For 2 days in a row I couldn't make the trip to have the blood work. I honestly thought my body was shutting down. Unbelievable hot flashes that feels like boiling water in me. The cramping in my stomach was severe. Never had what I call pain in my stomach. Unless my idea of pain is different from everyone. What I call it is various levels of cramping. As if there is a 20 pound watermelon trying to work its way through my guts. And at times it makes me want to cry. When the severe cramping hits I have uncontrollable gagging. Never throw up.
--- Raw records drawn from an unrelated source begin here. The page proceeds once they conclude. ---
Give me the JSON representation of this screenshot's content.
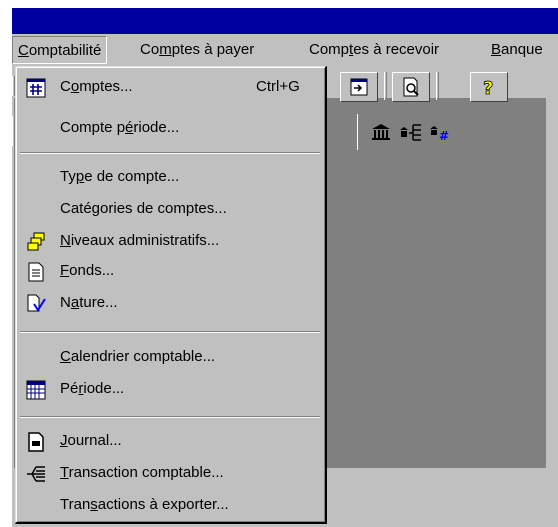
{
  "menubar": {
    "items": [
      {
        "pre": "",
        "ul": "C",
        "post": "omptabilité"
      },
      {
        "pre": "Co",
        "ul": "m",
        "post": "ptes à payer"
      },
      {
        "pre": "Comp",
        "ul": "t",
        "post": "es à recevoir"
      },
      {
        "pre": "",
        "ul": "B",
        "post": "anque"
      }
    ]
  },
  "toolbar": {
    "buttons": [
      "export-icon",
      "print-preview-icon",
      "help-icon"
    ],
    "flat": [
      "bank-icon",
      "bank-tree-icon",
      "bank-number-icon",
      "bank-check-icon"
    ]
  },
  "menu": {
    "items": [
      {
        "pre": "C",
        "ul": "o",
        "post": "mptes...",
        "accel": "Ctrl+G",
        "icon": "accounts-grid-icon"
      },
      {
        "pre": "Compte p",
        "ul": "é",
        "post": "riode...",
        "accel": "",
        "icon": ""
      },
      {
        "pre": "Ty",
        "ul": "p",
        "post": "e de compte...",
        "accel": "",
        "icon": ""
      },
      {
        "pre": "Catégories de comptes...",
        "ul": "",
        "post": "",
        "accel": "",
        "icon": ""
      },
      {
        "pre": "",
        "ul": "N",
        "post": "iveaux administratifs...",
        "accel": "",
        "icon": "admin-levels-icon"
      },
      {
        "pre": "",
        "ul": "F",
        "post": "onds...",
        "accel": "",
        "icon": "document-icon"
      },
      {
        "pre": "N",
        "ul": "a",
        "post": "ture...",
        "accel": "",
        "icon": "nature-check-icon"
      },
      {
        "pre": "",
        "ul": "C",
        "post": "alendrier comptable...",
        "accel": "",
        "icon": ""
      },
      {
        "pre": "Pé",
        "ul": "r",
        "post": "iode...",
        "accel": "",
        "icon": "calendar-grid-icon"
      },
      {
        "pre": "",
        "ul": "J",
        "post": "ournal...",
        "accel": "",
        "icon": "journal-icon"
      },
      {
        "pre": "",
        "ul": "T",
        "post": "ransaction comptable...",
        "accel": "",
        "icon": "transaction-tree-icon"
      },
      {
        "pre": "Tran",
        "ul": "s",
        "post": "actions à exporter...",
        "accel": "",
        "icon": ""
      }
    ]
  }
}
Just gag my head off until I have a bowel movement and I feel fairly decent after considering. Over the weekend, 4/7/18, I started feeling a little better. Energy came back some. On 4/9/18 I made it to the Doc to do my blood tests but that was all. I was drained. So here I am. Waiting for my blood tests to be ok'd to start Humira.
Like I said, I have never had any major ailment in my life. And this is one heck of a thing to have for my first one. This is unbelievable. In about 4 months I have lost about 70 pounds. Sure I need it but not like this.